Miles Davies as a role model
Abou-Khalil, who sets store by the fact that he never makes solo oud recordings and cites Miles Davis as a major influence in efforts to achieve a coherent band sound, has also managed to make his first work for the French label World Village sound more stringent and streamlined.
The pieces are shorter, with a greater emphasis given to composed passages over improvised ones. Perhaps a natural progression from "Еm Português", where everything revolves around song?
"When I was very young, I played my early compositions to my most important oud teacher, Wadih Al-Safi, and he shouted: 'Wait, wait, what's all this rubbish, I can't sing any of it!'. And since then, I've always said to myself if you can't sing it, it won't stick. Not everyone must be able to sing it, but it must make sense, a literal sense. My father was a poet, and that's why I have a close relationship with literature. I'm aware that in composition, there has to be a certain rhyme, a balance between language of music, even it's only an apostrophized language," says Abou-Khalil.
On "Hungry People", Khalil has perhaps realized this balance like never before. It comes wonderfully into its own in a perfectly cantabile intermezzo such as "A Better Tomorrow", which is almost a "sung prayer" for a better tomorrow in the Middle East and North Africa, but also in the many pieces that tend towards his elaborated oriental jazz, and which – just as on all his albums – also exhibit humoresque characteristics.
Grotesque "dance of greed"
Like "Bankers' Banquet", for example, in which Godard and Murgia invoke the grotesque dance of all those who greedily take everything away from the poor, whether it be western finance sharks or Arab ruling clans.
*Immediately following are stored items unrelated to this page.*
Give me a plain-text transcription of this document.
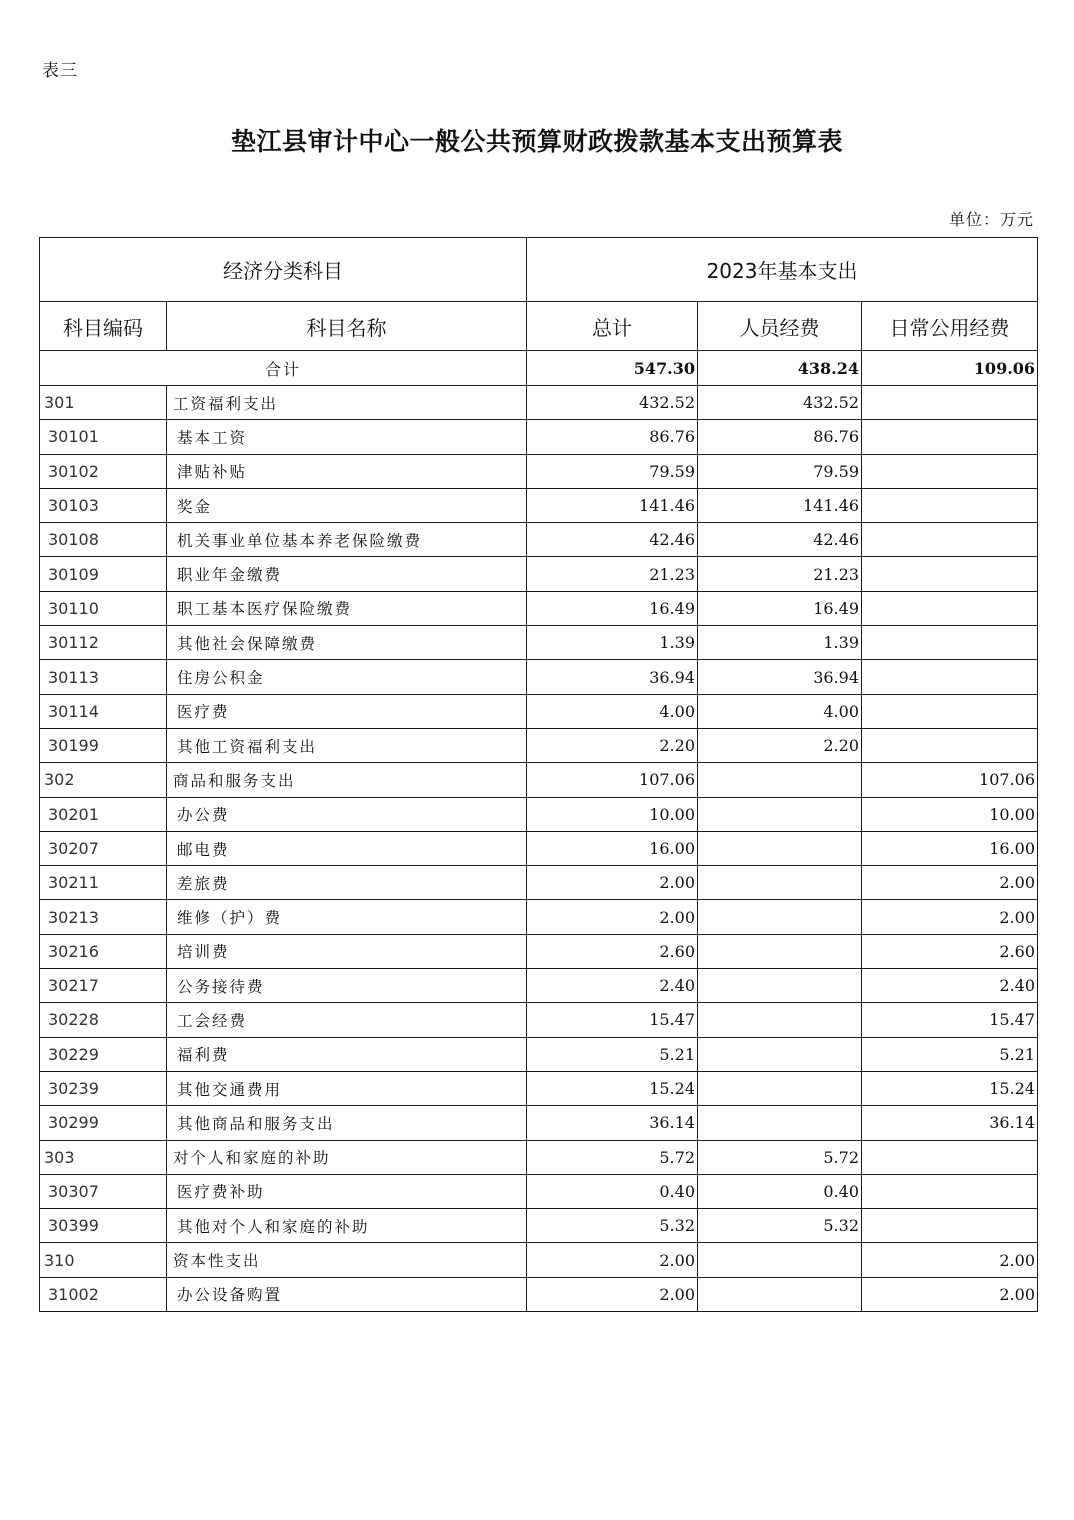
表三
垫江县审计中心一般公共预算财政拨款基本支出预算表
单位：万元
经济分类科目		2023年基本支出		
科目编码	科目名称	总计	人员经费	日常公用经费
合计		547.30	438.24	109.06
301	工资福利支出	432.52	432.52	
30101	基本工资	86.76	86.76	
30102	津贴补贴	79.59	79.59	
30103	奖金	141.46	141.46	
30108	机关事业单位基本养老保险缴费	42.46	42.46	
30109	职业年金缴费	21.23	21.23	
30110	职工基本医疗保险缴费	16.49	16.49	
30112	其他社会保障缴费	1.39	1.39	
30113	住房公积金	36.94	36.94	
30114	医疗费	4.00	4.00	
30199	其他工资福利支出	2.20	2.20	
302	商品和服务支出	107.06		107.06
30201	办公费	10.00		10.00
30207	邮电费	16.00		16.00
30211	差旅费	2.00		2.00
30213	维修（护）费	2.00		2.00
30216	培训费	2.60		2.60
30217	公务接待费	2.40		2.40
30228	工会经费	15.47		15.47
30229	福利费	5.21		5.21
30239	其他交通费用	15.24		15.24
30299	其他商品和服务支出	36.14		36.14
303	对个人和家庭的补助	5.72	5.72	
30307	医疗费补助	0.40	0.40	
30399	其他对个人和家庭的补助	5.32	5.32	
310	资本性支出	2.00		2.00
31002	办公设备购置	2.00		2.00
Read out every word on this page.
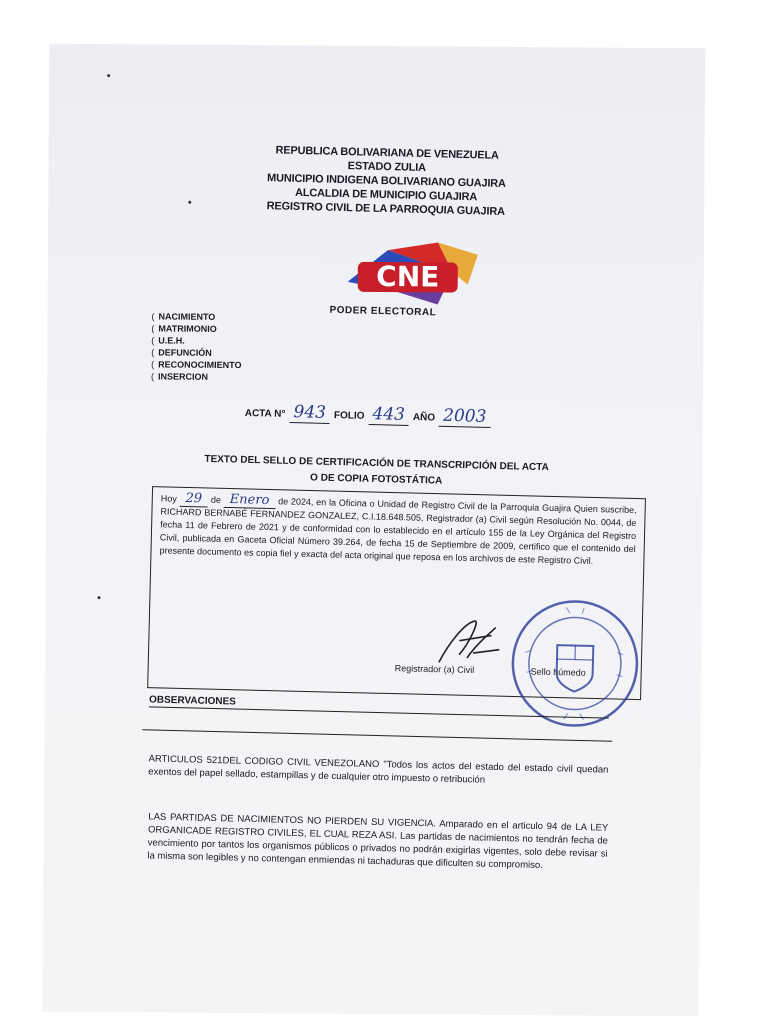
REPUBLICA BOLIVARIANA DE VENEZUELA
ESTADO ZULIA
MUNICIPIO INDIGENA BOLIVARIANO GUAJIRA
ALCALDIA DE MUNICIPIO GUAJIRA
REGISTRO CIVIL DE LA PARROQUIA GUAJIRA
CNE
PODER ELECTORAL
( NACIMIENTO
( MATRIMONIO
( U.E.H.
( DEFUNCIÓN
( RECONOCIMIENTO
( INSERCION
ACTA N° 943 FOLIO 443 AÑO 2003
TEXTO DEL SELLO DE CERTIFICACIÓN DE TRANSCRIPCIÓN DEL ACTA
O DE COPIA FOTOSTÁTICA
Hoy 29 de Enero de 2024, en la Oficina o Unidad de Registro Civil de la Parroquia Guajira Quien suscribe, RICHARD BERNABÉ FERNANDEZ GONZALEZ, C.I.18.648.505, Registrador (a) Civil según Resolución No. 0044, de fecha 11 de Febrero de 2021 y de conformidad con lo establecido en el artículo 155 de la Ley Orgánica del Registro Civil, publicada en Gaceta Oficial Número 39.264, de fecha 15 de Septiembre de 2009, certifico que el contenido del presente documento es copia fiel y exacta del acta original que reposa en los archivos de este Registro Civil.
Registrador (a) Civil	Sello húmedo
OBSERVACIONES
ARTICULOS 521DEL CODIGO CIVIL VENEZOLANO "Todos los actos del estado del estado civil quedan exentos del papel sellado, estampillas y de cualquier otro impuesto o retribución
LAS PARTIDAS DE NACIMIENTOS NO PIERDEN SU VIGENCIA. Amparado en el articulo 94 de LA LEY ORGANICADE REGISTRO CIVILES, EL CUAL REZA ASI. Las partidas de nacimientos no tendrán fecha de vencimiento por tantos los organismos públicos o privados no podrán exigirlas vigentes, solo debe revisar si la misma son legibles y no contengan enmiendas ni tachaduras que dificulten su compromiso.
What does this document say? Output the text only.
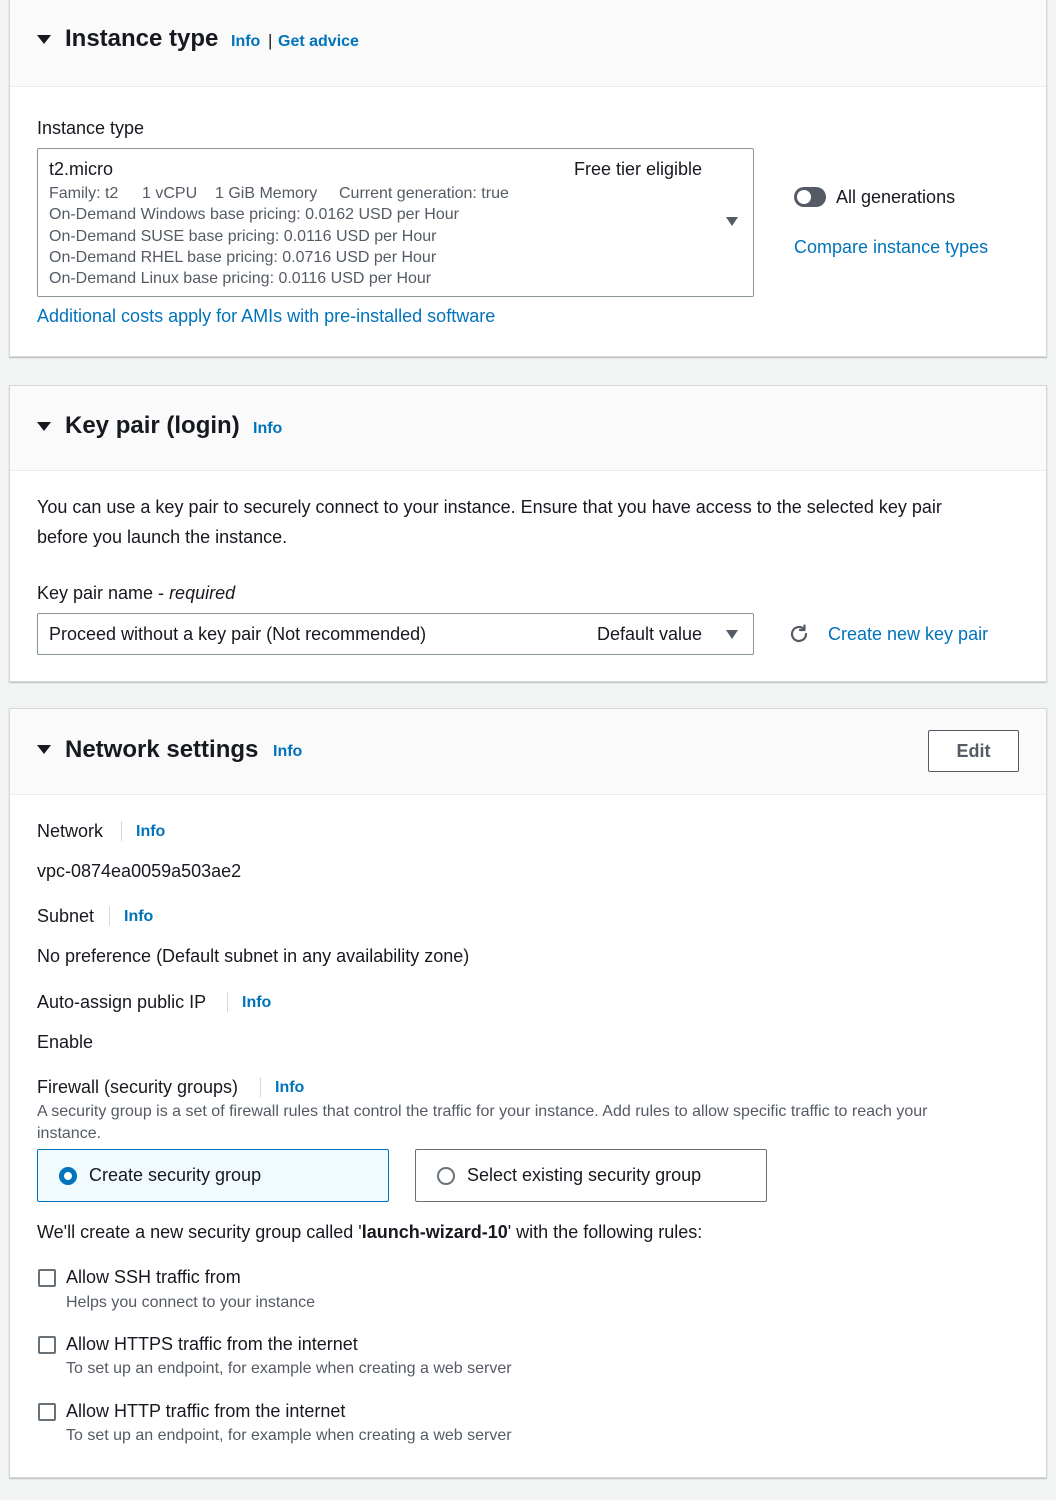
Instance type Info | Get advice
Instance type
t2.micro	Free tier eligible
Family: t2 1 vCPU 1 GiB Memory Current generation: true
On-Demand Windows base pricing: 0.0162 USD per Hour
On-Demand SUSE base pricing: 0.0116 USD per Hour
On-Demand RHEL base pricing: 0.0716 USD per Hour
On-Demand Linux base pricing: 0.0116 USD per Hour
All generations
Compare instance types
Additional costs apply for AMIs with pre-installed software
Key pair (login) Info
You can use a key pair to securely connect to your instance. Ensure that you have access to the selected key pair
before you launch the instance.
Key pair name - required
Proceed without a key pair (Not recommended)	Default value	Create new key pair
Network settings Info	Edit
Network Info
vpc-0874ea0059a503ae2
Subnet Info
No preference (Default subnet in any availability zone)
Auto-assign public IP Info
Enable
Firewall (security groups) Info
A security group is a set of firewall rules that control the traffic for your instance. Add rules to allow specific traffic to reach your
instance.
Create security group	Select existing security group
We'll create a new security group called 'launch-wizard-10' with the following rules:
Allow SSH traffic from
Helps you connect to your instance
Allow HTTPS traffic from the internet
To set up an endpoint, for example when creating a web server
Allow HTTP traffic from the internet
To set up an endpoint, for example when creating a web server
He has also found other, quite personal facets on the subject of the "big feast", such as "Fish and Chips and Mushy Peas", inspired by the English fast-food speciality that stuck to his fingers during a concert in London.
"Shrilling Chicken", on the other hand, is not dedicated to fast-food, but to a plastic chicken that his sister once gave to him as a present – and which provides a squawking prelude to the track's exquisite Latin groove.
"Music should never be too serious," says Abou-Khalil. "Then it loses its charm, just like a person who is always serious comes across as deathly boring. With irony, perhaps even with surrealism, we can gain a better understanding of the world. In the Middle East especially, it all often seems to me to be decidedly surreal and contradictory. That's why my compositions often have surreal names, to allow the listener more scope for fantasy, I don't like titles that are too profound. Why write instrumental pieces? Because it's not possible to express feelings precisely in words. And then you're expected to give it a title after all that!"
Lebanon as a prism
There is only one track on "Hungry People" with a title that leaves no room for doubt. "Dreams of a Dying City" is a dark reflection that presides over the entire album, the fourth version of this leitmotif composition recorded by Rabih Abou-Khalil. It was originally written with Beirut in mind, and although the fires of rebellion have since been lit in many cites of the MENA region, Lebanon still remains uppermost in the composer's mind.
"I think the problem with Lebanon is that anything happening beyond its borders has an impact on it. Whether it be that people are for or against Asad, pro or anti-Israeli. Everything that's happening in the region is reflected in Lebanon. Socially speaking, it is still a free country where people can do as they please. But I fear that small nations like this one will not be spared from the impact of what's occurring around them. We'll probably have to play 'Dreams of a Dying City' for some time to come," says Abou-Khalil.